Despite analysing all mutations occurring in erm(41) and rrl for the full collection of genomes, we were unable to predict all clarithromycin resistance. This may be because there are other genes implicated or due to unreliable DST results. Future work should aim to select discordant genotypes and identify additional infrequently occurring genetic loci implicated in clarithromycin resistance, for example by using genome wide association (GWAS) approaches. All of the new clarithromycin resistance mutations we discovered occurred in isolates which we originally predicted to be inducibly resistant. Although M. abscessus is primarily thought to be an environmental organism, these patients may be colonised for long periods with subsequent potential exposure to multiple courses of macrolides. An alternative hypothesis may therefore be that some or all of these SNPs are compensatory mutations which act to reduce a fitness cost of the expression of erm, which has been experimentally demonstrated in other bacteria (Gupta et al. 2013). There were four SNPs which only occurred in resistant samples but were always seen with a known drug resistance causing SNP, possibly also representing compensatory mutations.
Key weaknesses of our study include that we were unable establish a temporal relationship between antibiotic prescribing and inducible phenotypic resistance as we did not have the relevant ethics approval to link to patient records. If for example, any SNPs on our list of novel mutations were observed in isolates from patients who had never previously had macrolide therapy, it would be much more likely that they were genuine resistance conferring rather than compensatory mutations. In addition it is possible that some of the genomes were same patient replicates over a number of months/years, although this may have also diversified the range of mutations observed. We chose to include all available samples to maximise detection of low frequency resistance determining SNPs meaning there was no validation set available. Our list of novel resistance determining SNPs will therefore require validation on an independent dataset before being applied to the clinical setting.
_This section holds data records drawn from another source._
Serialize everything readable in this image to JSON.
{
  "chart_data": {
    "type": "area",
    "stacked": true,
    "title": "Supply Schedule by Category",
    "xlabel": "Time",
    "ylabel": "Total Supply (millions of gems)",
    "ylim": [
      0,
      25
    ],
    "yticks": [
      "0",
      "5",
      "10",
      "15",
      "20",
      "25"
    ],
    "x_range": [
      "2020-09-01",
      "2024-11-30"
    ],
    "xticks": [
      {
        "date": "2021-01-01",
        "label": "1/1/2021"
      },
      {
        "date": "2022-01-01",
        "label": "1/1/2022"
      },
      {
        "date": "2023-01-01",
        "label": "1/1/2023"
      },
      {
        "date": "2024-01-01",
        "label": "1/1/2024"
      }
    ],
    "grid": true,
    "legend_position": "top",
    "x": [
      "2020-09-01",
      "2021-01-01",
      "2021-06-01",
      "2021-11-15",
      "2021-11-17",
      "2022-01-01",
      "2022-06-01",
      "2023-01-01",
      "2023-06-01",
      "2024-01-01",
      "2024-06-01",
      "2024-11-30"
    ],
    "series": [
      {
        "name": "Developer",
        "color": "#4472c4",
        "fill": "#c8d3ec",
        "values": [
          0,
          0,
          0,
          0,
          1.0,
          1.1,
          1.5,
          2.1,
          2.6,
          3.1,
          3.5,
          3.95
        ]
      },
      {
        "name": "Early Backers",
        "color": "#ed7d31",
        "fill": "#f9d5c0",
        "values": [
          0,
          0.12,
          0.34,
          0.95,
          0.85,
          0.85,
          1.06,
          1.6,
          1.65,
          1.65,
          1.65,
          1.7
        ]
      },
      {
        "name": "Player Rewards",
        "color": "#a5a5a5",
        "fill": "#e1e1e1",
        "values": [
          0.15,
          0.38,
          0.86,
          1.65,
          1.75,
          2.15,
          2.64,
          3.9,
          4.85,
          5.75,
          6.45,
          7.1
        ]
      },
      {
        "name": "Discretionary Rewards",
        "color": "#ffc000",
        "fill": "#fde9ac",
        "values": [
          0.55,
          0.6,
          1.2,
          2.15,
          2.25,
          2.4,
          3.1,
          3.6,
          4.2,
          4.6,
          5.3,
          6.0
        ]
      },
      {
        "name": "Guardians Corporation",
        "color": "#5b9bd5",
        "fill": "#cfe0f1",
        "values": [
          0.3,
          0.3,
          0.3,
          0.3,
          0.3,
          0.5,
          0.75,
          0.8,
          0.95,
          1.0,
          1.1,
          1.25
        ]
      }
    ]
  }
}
We chose to target a select list of genes with known SNPs identified in the literature search; other approaches such as GWAS will likely be additive to the knowledge base we present here.
In summary, WGS allows identification of known resistance conferring mutations as well as demonstrating probable novel resistance determining SNPs in regions the Hain NTM-DR line probe cannot detect which if further validated may change management. Identification of subspecies alone inadequately predicts macrolide resistance in M. abscessus. Our data does not support the replacement of phenotypic tests at this point in time; as more paired genome/DST data becomes available in the near future, and we learn more about the molecular determinants of drug resistance, it is likely that sensitivity and specificity of WGS resistance prediction will improve. Given that WGS data is already being produced in the UK for the purposes of molecular epidemiology, it would now be possible to phase out existing molecular tests and replicate their results in silico at no additional cost.
Transparency declaration
The authors have no conflicts of interest to declare.
Funding
No specific funding was acquired for this work. All sequencing data was created as part of the routine PHE clinical diagnostic service.